В таких вот думах я возвращался в свою гостиницу (общежительного типа, 500 рублей в сутки, если интересно) в центре Старого города. Поскольку город не только старый, но еще и восточный, заблудиться в нем больших трудностей не представляет. А когда на тебя со всех сторон набрасываются веселые арабские торговцы, искренне готовые тебе и только тебе, друг из России, продать свой замечательный, своими руками сделанный «фата», платок — «арафатку», привычные ориентиры исчезают напрочь и наступает дезориентация, как минимум, что касается цен. «Ты меня без ножа режешь! — кричал мне паренек, уже успевший набросить на меня «арафатку», которую я все-таки выбрал, уступив его требованиям. — Последнее слово: 200 шекелей (2000 рубликов)! Я же свои деньги трачу, пойми!» — «А я, между прочим, тоже, — промямлил я. — Давай две за сотню!» — «А-а-а! Гра-а-а-бют! Давай за полторы?» — «Давай». Так что шел я со своими платочками в гостиницу жутко довольный своими способностями коммерсанта. До тех пор довольствовался ими, пока не увидел в Вифлееме точно такие же — за десять шекелей, за сто рублей то есть. Со стыда и от злости купил еще пару. Так процветает торговля в Израиле!

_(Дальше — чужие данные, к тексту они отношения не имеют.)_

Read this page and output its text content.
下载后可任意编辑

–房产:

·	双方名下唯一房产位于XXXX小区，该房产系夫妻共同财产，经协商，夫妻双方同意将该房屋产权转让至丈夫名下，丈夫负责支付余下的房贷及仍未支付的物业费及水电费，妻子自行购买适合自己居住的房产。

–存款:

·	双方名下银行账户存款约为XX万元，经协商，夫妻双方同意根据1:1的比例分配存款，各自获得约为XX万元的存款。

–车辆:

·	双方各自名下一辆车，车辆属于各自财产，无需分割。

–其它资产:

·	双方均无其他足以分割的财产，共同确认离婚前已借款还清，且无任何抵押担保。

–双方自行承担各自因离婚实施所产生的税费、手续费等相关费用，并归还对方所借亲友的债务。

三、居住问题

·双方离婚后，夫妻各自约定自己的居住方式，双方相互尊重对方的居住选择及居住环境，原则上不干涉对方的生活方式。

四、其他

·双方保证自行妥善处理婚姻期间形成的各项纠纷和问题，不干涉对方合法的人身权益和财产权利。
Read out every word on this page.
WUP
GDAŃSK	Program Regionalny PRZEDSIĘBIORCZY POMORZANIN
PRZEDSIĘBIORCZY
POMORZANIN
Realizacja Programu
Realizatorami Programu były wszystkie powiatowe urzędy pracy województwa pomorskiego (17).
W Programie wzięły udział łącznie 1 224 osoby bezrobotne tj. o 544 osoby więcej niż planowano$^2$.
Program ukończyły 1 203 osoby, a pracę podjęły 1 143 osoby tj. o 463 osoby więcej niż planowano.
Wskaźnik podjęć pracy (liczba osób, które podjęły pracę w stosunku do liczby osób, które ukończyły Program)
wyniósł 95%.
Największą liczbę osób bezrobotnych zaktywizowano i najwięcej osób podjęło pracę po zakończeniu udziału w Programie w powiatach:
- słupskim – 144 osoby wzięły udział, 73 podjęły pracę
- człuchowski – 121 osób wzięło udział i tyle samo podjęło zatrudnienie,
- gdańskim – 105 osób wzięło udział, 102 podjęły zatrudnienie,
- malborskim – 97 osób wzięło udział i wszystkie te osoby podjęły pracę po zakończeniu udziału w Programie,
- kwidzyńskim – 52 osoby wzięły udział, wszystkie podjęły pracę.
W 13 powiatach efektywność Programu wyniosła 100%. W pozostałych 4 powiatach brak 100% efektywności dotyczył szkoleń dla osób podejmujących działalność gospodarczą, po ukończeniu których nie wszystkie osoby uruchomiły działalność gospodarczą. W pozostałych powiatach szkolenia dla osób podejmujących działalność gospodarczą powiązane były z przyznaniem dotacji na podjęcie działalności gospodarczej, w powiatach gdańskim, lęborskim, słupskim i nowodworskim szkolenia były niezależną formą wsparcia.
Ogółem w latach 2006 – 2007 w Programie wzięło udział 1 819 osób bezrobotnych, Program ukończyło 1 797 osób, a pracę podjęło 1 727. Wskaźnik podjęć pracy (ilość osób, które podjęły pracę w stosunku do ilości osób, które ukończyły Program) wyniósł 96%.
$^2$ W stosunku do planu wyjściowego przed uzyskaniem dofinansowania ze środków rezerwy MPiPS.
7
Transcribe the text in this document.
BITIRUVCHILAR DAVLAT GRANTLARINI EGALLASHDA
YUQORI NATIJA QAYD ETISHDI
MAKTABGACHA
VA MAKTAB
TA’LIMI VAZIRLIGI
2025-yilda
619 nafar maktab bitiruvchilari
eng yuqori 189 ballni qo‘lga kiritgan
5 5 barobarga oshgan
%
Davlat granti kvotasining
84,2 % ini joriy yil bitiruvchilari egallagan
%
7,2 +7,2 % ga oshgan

В гостинице — привычная суета. Всякой твари по паре: ирландцы, немцы, американцы, японцы — по большей части паломники. Все что-то говорят, улыбаются, обсуждают. Сидит рядом с их толпой дядька. Улыбается во весь рот, но не говорит вообще ничего. Наш человек, сразу ясно. Хотя нет, наши особой улыбчивостью не отличаются. А жаль. Поэтому и спрашиваю улыбающегося дядьку по-английски, мол, как жизнь? Тот, в лучших традициях: «Нихт шпрехен зи дойч» — говорю же, наш человек. Ох, как мы проигрываем, не владея иностранными языками! «Давайте, — говорю, — знакомиться. Я — из России тоже». — «Ура, — закричал дядька, вскакивая с кресла и протягивая руку. — Хоть поговорить будет с кем, а то здесь кругом иностранцы какие-то, словом не перекинешься. Ты откуда?» — «Вологодский», — промолвил я, нарочито окая. Что тут с дядькой сделалось: аж запрыгал от радости! «Земляк! Дружище! Зёма! Брателло! А я из Череповца! На кладбище работаю! Могильщиком!» Не могу сказать, что я испытываю нежные чувства ко всем череповецким выходцам, особенно, если они и Череповец-то своей родиной не считают, но такая откровенность и любовь к родному пепелищу (как и к отеческим гробам) убедила: есть в Череповце настоящие мужики! От земли, так сказать. Не от сохи, правда, но ничего. Уже потом, отсмеявшись, мы с Сергеем познакомились по-настоящему. Да, действительно, Сергей работает могильщиком. («Так себе работа, зато немногословная и располагающая к серьезному взгляду на вещи»). А серьезный взгляд предполагает способность и желание помогать другим. Сергей так и делал: делом, словом, советом, улыбкой (пробило лед северной строгости все-таки палестинское солнце!) стремился помочь каждому. Несколько раз он уже был на Святой земле, буквально влюбился в Иерусалим и использует любую возможность, чтобы вернуться сюда. «К тому же выходные длинные в России — не пить же, честное слово! Лучше уж полезным делом заняться». Схожесть воззрений нас объединила, и по Иерусалиму мы ходили уже вдвоем. Звучит: вдвоем по Иерусалиму вместе с могильщиком!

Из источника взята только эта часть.